South Korea, of course, is not the only nation in this fix. In Japan, the system's unfunded pension liabilities are more than 100% of gross domestic product; in France and Italy, they top 200%. But Korea's much newer plan, which has never paid out a penny, will face unfunded liabilities totaling 50% of GDP by 2008.

And there's a shorter-term problem embedded in the pension dilemma. Before the system goes broke, its assets will pile up enormously. With money coming in but not going out, the fund has ballooned to $75 billion--equal to one-eighth the capitalization of the country's stock and bond markets. That figure will jump to $206 billion by 2010 and $521 billion by 2030, before it starts declining precipitously.

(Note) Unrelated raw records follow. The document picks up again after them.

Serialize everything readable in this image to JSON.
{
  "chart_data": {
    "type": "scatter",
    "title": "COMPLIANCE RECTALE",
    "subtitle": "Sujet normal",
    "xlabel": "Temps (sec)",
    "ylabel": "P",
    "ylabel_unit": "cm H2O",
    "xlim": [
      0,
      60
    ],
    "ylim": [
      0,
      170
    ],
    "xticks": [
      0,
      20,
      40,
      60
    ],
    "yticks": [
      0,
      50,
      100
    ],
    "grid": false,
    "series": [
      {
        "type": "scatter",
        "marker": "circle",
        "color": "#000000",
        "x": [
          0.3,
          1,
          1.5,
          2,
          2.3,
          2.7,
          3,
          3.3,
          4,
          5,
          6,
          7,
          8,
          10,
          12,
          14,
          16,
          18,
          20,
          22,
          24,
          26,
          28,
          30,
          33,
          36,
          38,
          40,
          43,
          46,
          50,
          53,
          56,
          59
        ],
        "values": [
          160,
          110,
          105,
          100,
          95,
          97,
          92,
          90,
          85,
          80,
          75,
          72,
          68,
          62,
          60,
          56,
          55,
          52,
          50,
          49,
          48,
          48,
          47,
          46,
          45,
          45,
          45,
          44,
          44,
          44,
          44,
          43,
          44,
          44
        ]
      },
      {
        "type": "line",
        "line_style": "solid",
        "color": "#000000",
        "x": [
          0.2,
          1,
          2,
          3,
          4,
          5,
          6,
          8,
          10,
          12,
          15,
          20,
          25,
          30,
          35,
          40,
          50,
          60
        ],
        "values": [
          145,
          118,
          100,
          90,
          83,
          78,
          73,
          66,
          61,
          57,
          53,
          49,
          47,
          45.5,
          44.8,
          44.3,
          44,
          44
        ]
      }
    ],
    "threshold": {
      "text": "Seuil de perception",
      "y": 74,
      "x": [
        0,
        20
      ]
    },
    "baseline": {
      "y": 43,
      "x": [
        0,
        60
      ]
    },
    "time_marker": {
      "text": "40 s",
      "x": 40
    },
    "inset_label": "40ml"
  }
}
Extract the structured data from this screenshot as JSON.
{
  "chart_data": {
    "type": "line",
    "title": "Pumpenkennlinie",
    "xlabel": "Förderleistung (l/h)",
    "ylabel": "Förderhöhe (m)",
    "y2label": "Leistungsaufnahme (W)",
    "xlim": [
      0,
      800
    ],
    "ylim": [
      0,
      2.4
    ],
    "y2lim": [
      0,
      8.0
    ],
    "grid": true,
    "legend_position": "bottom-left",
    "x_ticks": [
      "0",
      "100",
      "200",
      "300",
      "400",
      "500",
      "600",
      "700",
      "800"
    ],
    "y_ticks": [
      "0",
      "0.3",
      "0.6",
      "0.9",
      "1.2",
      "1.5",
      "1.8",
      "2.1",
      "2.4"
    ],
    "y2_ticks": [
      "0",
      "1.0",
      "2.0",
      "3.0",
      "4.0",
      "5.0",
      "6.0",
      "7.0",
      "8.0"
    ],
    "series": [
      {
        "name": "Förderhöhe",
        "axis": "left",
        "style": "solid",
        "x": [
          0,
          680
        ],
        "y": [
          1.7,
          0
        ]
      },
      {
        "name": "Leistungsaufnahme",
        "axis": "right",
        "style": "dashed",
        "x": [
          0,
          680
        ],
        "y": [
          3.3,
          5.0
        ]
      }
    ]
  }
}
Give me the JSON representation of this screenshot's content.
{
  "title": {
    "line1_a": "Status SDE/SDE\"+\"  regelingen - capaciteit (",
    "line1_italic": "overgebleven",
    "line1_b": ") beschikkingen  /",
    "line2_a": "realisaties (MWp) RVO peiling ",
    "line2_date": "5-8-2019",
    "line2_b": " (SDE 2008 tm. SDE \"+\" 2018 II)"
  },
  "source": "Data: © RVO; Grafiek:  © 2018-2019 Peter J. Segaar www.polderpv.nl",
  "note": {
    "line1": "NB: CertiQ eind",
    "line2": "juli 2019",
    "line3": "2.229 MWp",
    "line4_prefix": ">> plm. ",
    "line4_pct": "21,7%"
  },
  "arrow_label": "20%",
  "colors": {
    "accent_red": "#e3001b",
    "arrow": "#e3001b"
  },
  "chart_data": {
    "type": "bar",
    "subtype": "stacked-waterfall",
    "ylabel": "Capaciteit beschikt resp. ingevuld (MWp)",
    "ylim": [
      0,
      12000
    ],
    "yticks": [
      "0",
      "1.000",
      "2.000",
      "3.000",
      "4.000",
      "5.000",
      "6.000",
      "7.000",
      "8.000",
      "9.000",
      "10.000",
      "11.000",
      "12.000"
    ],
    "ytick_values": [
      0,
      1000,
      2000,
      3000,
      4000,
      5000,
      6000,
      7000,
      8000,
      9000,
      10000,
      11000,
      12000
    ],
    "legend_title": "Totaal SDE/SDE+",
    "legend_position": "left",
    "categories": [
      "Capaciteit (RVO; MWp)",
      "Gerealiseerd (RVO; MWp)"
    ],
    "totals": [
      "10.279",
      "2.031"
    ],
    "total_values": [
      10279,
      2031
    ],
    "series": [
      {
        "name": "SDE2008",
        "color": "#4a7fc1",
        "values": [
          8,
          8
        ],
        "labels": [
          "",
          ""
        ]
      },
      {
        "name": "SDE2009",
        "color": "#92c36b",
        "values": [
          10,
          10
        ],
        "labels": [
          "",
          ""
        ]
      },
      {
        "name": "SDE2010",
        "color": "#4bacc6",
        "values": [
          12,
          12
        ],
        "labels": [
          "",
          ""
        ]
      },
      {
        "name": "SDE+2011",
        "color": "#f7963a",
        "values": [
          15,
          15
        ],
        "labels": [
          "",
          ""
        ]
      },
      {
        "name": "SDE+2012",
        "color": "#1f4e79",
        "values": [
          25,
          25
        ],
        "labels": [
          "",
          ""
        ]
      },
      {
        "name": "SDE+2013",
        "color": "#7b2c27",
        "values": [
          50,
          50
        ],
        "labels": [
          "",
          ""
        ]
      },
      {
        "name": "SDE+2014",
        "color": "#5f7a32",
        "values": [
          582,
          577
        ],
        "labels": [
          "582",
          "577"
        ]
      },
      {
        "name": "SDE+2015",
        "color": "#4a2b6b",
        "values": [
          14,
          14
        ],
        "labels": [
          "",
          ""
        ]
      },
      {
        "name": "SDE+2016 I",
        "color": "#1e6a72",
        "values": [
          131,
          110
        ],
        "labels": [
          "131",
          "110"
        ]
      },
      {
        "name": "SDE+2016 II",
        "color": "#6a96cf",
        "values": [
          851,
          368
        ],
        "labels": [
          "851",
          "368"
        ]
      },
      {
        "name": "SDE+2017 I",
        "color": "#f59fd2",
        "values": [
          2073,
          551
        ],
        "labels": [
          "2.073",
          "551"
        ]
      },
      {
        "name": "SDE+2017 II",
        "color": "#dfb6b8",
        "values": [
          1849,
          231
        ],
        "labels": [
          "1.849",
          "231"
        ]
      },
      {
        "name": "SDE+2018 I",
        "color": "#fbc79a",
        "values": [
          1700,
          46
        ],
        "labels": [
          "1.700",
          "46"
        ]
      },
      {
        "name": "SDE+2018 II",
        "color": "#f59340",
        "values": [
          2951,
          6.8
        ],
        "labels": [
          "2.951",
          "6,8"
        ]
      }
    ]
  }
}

Why is this an issue? This pot of money is set to dominate Korean finance--and it's by no means clear it is being put to work wisely. The fund is invested entirely in South Korea, largely in government and corporate bonds. "Its dominance in the capital markets is only growing, and it will increasingly sway the direction in the markets," says Shin Sung Hwan, a finance professor at Hongik University in Seoul. The fund is managed by a committee led by the Health & Welfare Minister, and critics say it lacks the expertise to diversify the fund by investing overseas.

No one expects the system to be fixed anytime soon. Back in 1997, a reform commission recommended changes to ward off insolvency, but bureaucrats and lawmakers rejected most of them. They did raise the retirement age from 60 to 65 as of 2033 and lowered the pension payout to 60% of an employee's average salary. But to save the system, experts say, the government must drop benefits to 40% and increase the tax to 12%. To reduce the hothouse effect on local markets, the committee could outsource the fund's management to private firms and have them invest a large chunk abroad. So far, that has yet to happen. South Korea acted quickly to save itself from the 1997-98 financial crisis. Such decisiveness is once again in order.

Moon covers Korean politics and finance from Seoul.